PartiGame Algorithm

Moore's PartiGame algorithm [81] is another solution to the problem of learning to achieve goal configurations in deterministic high-dimensional continuous spaces by learning an adaptive-resolution model. It also divides the environment into cells; but in each cell, the actions available consist of aiming at the neighboring cells (this aiming is accomplished by a local controller, which must be provided as part of the problem statement). The graph of cell transitions is solved for shortest paths in an online incremental manner, but a minimax criterion is used to detect when a group of cells is too coarse to prevent movement between obstacles or to avoid limit cycles. The offending cells are split to higher resolution. Eventually, the environment is divided up just enough to choose appropriate actions for achieving the goal, but no unnecessary distinctions are made. An important feature is that, as well as reducing memory and computational requirements, it also structures exploration of state space in a multi-resolution manner. Given a failure, the agent will initially try something very different to rectify the failure, and only resort to small local changes when all the qualitatively different strategies have been exhausted.

Figure 7a shows a two-dimensional continuous maze. Figure 7b shows the performance of a robot using the PartiGame algorithm during the very first trial. Figure 7c shows the second trial, started from a slightly different position.

  
Figure 7: (a) A two-dimensional maze problem.

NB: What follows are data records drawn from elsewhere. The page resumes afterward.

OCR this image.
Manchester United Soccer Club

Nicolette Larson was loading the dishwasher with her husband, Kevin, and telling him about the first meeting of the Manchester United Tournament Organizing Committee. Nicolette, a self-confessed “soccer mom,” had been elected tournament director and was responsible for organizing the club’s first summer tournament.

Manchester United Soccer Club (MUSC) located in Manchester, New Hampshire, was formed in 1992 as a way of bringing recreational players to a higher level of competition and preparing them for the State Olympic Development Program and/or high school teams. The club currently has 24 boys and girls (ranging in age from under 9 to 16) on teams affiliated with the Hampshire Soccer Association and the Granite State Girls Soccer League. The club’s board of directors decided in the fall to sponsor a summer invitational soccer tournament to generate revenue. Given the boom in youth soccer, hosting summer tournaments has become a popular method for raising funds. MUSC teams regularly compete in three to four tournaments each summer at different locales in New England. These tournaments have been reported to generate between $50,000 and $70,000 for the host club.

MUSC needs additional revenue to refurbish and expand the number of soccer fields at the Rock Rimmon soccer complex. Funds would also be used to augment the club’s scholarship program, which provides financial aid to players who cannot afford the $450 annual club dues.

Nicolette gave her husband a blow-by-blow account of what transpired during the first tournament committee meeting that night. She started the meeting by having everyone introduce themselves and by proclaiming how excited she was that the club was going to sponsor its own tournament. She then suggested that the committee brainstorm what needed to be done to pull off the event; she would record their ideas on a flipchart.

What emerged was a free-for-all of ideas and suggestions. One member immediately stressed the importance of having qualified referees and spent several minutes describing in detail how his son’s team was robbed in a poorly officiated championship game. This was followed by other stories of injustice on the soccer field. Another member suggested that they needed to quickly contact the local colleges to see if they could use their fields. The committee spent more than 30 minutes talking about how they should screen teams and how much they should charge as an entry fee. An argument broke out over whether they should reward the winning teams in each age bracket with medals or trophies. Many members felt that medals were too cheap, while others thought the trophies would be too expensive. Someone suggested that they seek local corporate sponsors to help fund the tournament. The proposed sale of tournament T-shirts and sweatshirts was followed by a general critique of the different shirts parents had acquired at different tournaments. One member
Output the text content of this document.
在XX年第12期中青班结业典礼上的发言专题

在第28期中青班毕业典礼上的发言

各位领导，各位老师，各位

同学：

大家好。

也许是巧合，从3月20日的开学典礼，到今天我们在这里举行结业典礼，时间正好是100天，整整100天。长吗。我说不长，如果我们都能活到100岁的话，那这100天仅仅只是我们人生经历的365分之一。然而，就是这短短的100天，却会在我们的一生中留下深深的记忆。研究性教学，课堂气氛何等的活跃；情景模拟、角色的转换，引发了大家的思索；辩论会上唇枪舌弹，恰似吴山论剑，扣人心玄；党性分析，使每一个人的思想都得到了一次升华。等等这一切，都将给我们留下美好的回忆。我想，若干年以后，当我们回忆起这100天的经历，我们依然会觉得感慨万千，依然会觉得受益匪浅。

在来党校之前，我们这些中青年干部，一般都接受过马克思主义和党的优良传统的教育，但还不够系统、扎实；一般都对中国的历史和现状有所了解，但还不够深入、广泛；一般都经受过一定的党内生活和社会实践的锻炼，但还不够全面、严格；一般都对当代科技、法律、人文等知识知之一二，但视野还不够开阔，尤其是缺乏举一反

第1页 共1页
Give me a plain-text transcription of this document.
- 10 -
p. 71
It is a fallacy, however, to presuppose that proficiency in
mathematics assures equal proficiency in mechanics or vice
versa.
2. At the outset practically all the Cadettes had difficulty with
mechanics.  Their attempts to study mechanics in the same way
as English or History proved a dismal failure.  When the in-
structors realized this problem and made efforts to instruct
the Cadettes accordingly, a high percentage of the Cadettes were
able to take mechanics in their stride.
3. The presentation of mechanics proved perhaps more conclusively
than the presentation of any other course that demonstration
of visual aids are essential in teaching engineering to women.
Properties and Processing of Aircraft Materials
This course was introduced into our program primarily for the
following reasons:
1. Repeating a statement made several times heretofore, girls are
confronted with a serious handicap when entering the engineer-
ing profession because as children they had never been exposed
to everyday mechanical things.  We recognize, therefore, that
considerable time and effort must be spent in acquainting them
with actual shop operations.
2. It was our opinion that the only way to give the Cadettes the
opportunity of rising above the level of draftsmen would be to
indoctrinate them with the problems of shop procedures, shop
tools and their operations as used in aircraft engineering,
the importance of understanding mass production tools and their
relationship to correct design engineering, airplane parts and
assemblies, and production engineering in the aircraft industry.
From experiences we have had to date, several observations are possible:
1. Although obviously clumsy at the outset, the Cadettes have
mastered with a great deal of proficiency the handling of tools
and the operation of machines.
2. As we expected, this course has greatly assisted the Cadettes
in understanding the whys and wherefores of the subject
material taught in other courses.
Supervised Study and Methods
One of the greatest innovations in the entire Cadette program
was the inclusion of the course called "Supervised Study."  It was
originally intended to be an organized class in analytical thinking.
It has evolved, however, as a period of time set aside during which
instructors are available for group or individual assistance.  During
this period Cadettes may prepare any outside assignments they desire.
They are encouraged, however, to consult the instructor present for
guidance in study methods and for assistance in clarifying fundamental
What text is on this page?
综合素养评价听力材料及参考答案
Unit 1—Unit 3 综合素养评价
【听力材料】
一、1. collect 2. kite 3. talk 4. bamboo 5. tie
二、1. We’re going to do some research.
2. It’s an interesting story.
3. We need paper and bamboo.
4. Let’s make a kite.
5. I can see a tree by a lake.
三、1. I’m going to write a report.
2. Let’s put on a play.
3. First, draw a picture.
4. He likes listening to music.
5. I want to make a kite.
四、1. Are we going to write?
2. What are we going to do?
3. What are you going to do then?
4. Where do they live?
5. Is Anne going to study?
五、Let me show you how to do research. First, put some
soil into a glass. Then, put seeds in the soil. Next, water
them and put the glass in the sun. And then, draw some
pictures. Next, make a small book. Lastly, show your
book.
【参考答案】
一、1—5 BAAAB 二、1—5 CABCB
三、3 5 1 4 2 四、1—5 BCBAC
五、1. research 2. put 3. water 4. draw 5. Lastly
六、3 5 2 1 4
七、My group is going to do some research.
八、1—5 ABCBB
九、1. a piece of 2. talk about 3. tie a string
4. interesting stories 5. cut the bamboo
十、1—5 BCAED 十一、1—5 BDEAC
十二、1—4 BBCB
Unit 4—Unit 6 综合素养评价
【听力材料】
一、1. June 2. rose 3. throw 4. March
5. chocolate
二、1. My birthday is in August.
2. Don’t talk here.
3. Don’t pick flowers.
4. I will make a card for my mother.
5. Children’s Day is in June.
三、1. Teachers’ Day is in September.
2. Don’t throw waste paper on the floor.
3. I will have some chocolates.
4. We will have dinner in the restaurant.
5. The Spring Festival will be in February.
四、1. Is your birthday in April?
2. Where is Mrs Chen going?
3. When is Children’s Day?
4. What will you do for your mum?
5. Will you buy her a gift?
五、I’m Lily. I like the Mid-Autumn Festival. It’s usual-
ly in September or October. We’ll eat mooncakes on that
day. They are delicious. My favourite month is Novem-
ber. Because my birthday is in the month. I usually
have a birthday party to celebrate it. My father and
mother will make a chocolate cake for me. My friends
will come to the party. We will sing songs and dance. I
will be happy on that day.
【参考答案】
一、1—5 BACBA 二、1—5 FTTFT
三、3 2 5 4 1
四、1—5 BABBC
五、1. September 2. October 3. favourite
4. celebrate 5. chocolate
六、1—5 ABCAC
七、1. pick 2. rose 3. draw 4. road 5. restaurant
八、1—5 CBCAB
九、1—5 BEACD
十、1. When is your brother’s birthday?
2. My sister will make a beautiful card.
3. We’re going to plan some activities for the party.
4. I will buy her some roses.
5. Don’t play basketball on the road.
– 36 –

The point robot must find a path from start to goal without crossing any of the barrier lines. (b) The path taken by PartiGame during the entire first trial. It begins with intense exploration to find a route out of the almost entirely enclosed start region. Having eventually reached a sufficiently high resolution, it discovers the gap and proceeds greedily towards the goal, only to be temporarily blocked by the goal's barrier region. (c) The second trial.

This is a very fast algorithm, learning policies in spaces of up to nine dimensions in less than a minute. The restriction of the current implementation to deterministic environments limits its applicability, however. McCallum [76] suggests some related tree-structured methods.